Passer du POC à la production nécessite donc moins d’expérimenter davantage que de structurer correctement le projet.

Pourquoi tant de projets restent bloqués avant la production
Un projet d’IA générative diffère fondamentalement d’un projet de Machine Learning classique. Dans les projets de Machine Learning traditionnels, la qualité et la préparation des données occupent généralement une place déterminante dans la réussite du modèle. Avec les foundation models, une partie de cette logique se déplace : on part d’un modèle généraliste déjà entraîné pour l’adapter à un besoin métier, via prompting, RAG, fine-tuning ou orchestration agentique.

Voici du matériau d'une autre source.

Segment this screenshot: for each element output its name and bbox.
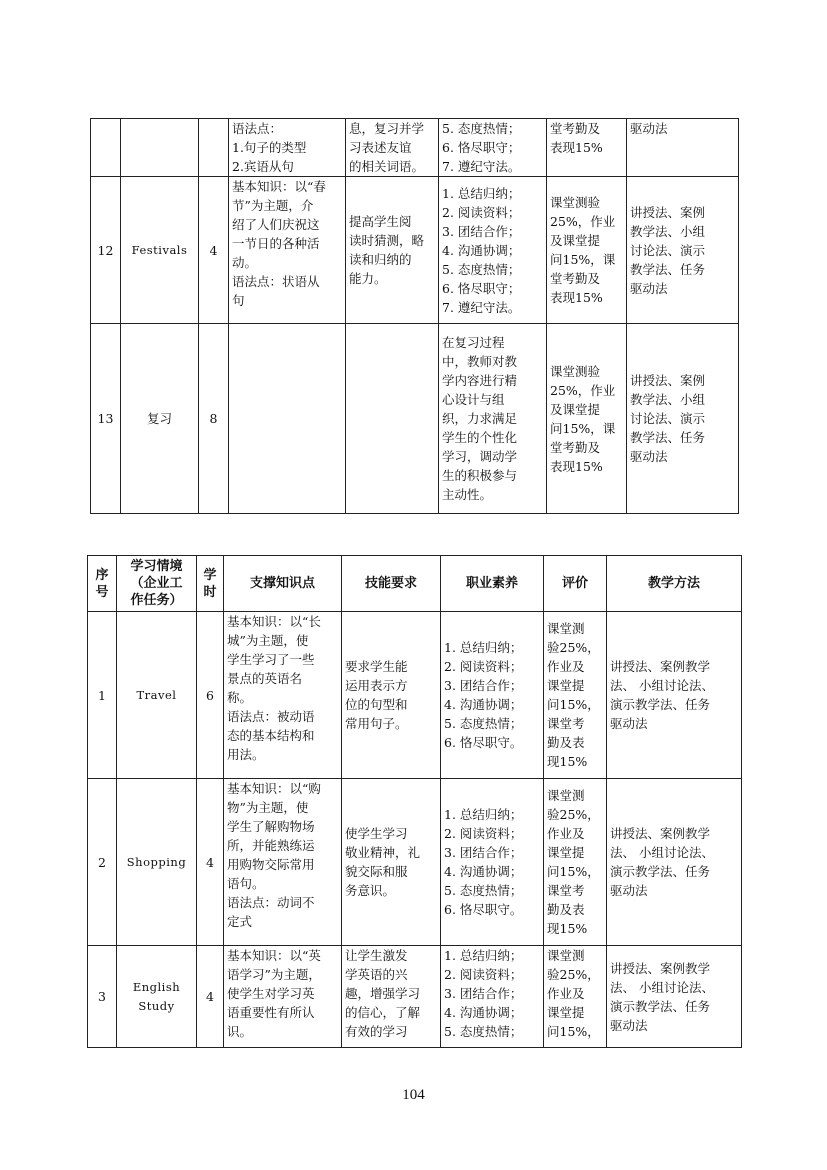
row-literacy: 5. 态度热情； 6. 恪尽职守； 7. 遵纪守法。 xyxy=(439,119,547,177)
header-number: 序 号 xyxy=(88,556,117,612)
row-evaluation: 课堂测验 25%，作业 及课堂提 问15%，课 堂考勤及 表现15% xyxy=(547,177,627,324)
row-literacy: 1. 总结归纳； 2. 阅读资料； 3. 团结合作； 4. 沟通协调； 5. 态度热情； 6. 恪尽职守； 7. 遵纪守法。 xyxy=(439,177,547,324)
row-skills: 让学生激发 学英语的兴 趣，增强学习 的信心，了解 有效的学习 xyxy=(342,946,441,1048)
row-hours: 8 xyxy=(199,324,229,514)
row-hours: 4 xyxy=(199,177,229,324)
row-number: 2 xyxy=(88,779,117,946)
row-skills: 提高学生阅 读时猜测，略 读和归纳的 能力。 xyxy=(346,177,439,324)
row-knowledge: 基本知识：以“购 物”为主题，使 学生了解购物场 所，并能熟练运 用购物交际常用 语句。 语法点：动词不 定式 xyxy=(224,779,342,946)
row-knowledge xyxy=(229,324,346,514)
row-literacy: 1. 总结归纳； 2. 阅读资料； 3. 团结合作； 4. 沟通协调； 5. 态度热情； xyxy=(441,946,544,1048)
table-header-row xyxy=(88,556,742,612)
page-number: 104 xyxy=(402,1087,425,1103)
row-number: 3 xyxy=(88,946,117,1048)
course-table-continued xyxy=(90,118,739,514)
table-row xyxy=(91,177,739,324)
row-hours: 4 xyxy=(197,779,224,946)
row-literacy: 1. 总结归纳； 2. 阅读资料； 3. 团结合作； 4. 沟通协调； 5. 态度热情； 6. 恪尽职守。 xyxy=(441,779,544,946)
row-methods: 讲授法、案例教学 法、 小组讨论法、 演示教学法、任务 驱动法 xyxy=(607,779,742,946)
row-scenario: Travel xyxy=(117,612,197,779)
row-scenario: English Study xyxy=(117,946,197,1048)
row-methods: 讲授法、案例教学 法、 小组讨论法、 演示教学法、任务 驱动法 xyxy=(607,946,742,1048)
row-methods: 驱动法 xyxy=(627,119,739,177)
row-topic: 复习 xyxy=(121,324,199,514)
row-literacy: 1. 总结归纳； 2. 阅读资料； 3. 团结合作； 4. 沟通协调； 5. 态度热情； 6. 恪尽职守。 xyxy=(441,612,544,779)
row-number xyxy=(91,119,121,177)
row-topic: Festivals xyxy=(121,177,199,324)
row-knowledge: 基本知识：以“英 语学习”为主题， 使学生对学习英 语重要性有所认 识。 xyxy=(224,946,342,1048)
header-methods: 教学方法 xyxy=(607,556,742,612)
row-skills: 要求学生能 运用表示方 位的句型和 常用句子。 xyxy=(342,612,441,779)
row-number: 1 xyxy=(88,612,117,779)
row-skills: 息，复习并学 习表述友谊 的相关词语。 xyxy=(346,119,439,177)
table-row xyxy=(88,946,742,1048)
row-number: 13 xyxy=(91,324,121,514)
table-row xyxy=(88,779,742,946)
header-evaluation: 评价 xyxy=(544,556,607,612)
row-evaluation: 课堂测 验25%， 作业及 课堂提 问15%， 课堂考 勤及表 现15% xyxy=(544,779,607,946)
row-skills xyxy=(346,324,439,514)
table-row xyxy=(91,324,739,514)
row-literacy: 在复习过程 中，教师对教 学内容进行精 心设计与组 织，力求满足 学生的个性化 学习，调动学 生的积极参与 主动性。 xyxy=(439,324,547,514)
header-scenario: 学习情境 （企业工 作任务） xyxy=(117,556,197,612)
row-evaluation: 课堂测验 25%，作业 及课堂提 问15%，课 堂考勤及 表现15% xyxy=(547,324,627,514)
header-skills: 技能要求 xyxy=(342,556,441,612)
header-knowledge: 支撑知识点 xyxy=(224,556,342,612)
row-methods: 讲授法、案例 教学法、小组 讨论法、演示 教学法、任务 驱动法 xyxy=(627,324,739,514)
row-evaluation: 课堂测 验25%， 作业及 课堂提 问15%， 课堂考 勤及表 现15% xyxy=(544,612,607,779)
row-scenario: Shopping xyxy=(117,779,197,946)
row-evaluation: 课堂测 验25%， 作业及 课堂提 问15%， xyxy=(544,946,607,1048)
row-topic xyxy=(121,119,199,177)
table-row xyxy=(91,119,739,177)
row-hours: 6 xyxy=(197,612,224,779)
course-table xyxy=(87,555,742,1048)
row-number: 12 xyxy=(91,177,121,324)
row-knowledge: 语法点： 1.句子的类型 2.宾语从句 xyxy=(229,119,346,177)
row-hours: 4 xyxy=(197,946,224,1048)
table-row xyxy=(88,612,742,779)
row-knowledge: 基本知识：以“春 节”为主题，介 绍了人们庆祝这 一节日的各种活 动。 语法点：状语从 句 xyxy=(229,177,346,324)
row-hours xyxy=(199,119,229,177)
header-literacy: 职业素养 xyxy=(441,556,544,612)
row-methods: 讲授法、案例 教学法、小组 讨论法、演示 教学法、任务 驱动法 xyxy=(627,177,739,324)
row-skills: 使学生学习 敬业精神，礼 貌交际和服 务意识。 xyxy=(342,779,441,946)
header-hours: 学 时 xyxy=(197,556,224,612)
row-evaluation: 堂考勤及 表现15% xyxy=(547,119,627,177)
row-methods: 讲授法、案例教学 法、 小组讨论法、 演示教学法、任务 驱动法 xyxy=(607,612,742,779)
row-knowledge: 基本知识：以“长 城”为主题，使 学生学习了一些 景点的英语名 称。 语法点：被动语 态的基本结构和 用法。 xyxy=(224,612,342,779)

Cela ne signifie pas une dépendance moindre aux données, mais une dépendance différente. Un RAG sérieux, du fine-tuning ou une architecture agentique peuvent être tout aussi exigeants en données internes de qualité qu’un projet de Machine Learning classique. Ce qui change, c’est la nature du risque : le modèle reste probabiliste et non déterministe, exposé aux hallucinations, aux risques de confidentialité et aux attaques par prompt, quelle que soit la qualité des données mobilisées en amont.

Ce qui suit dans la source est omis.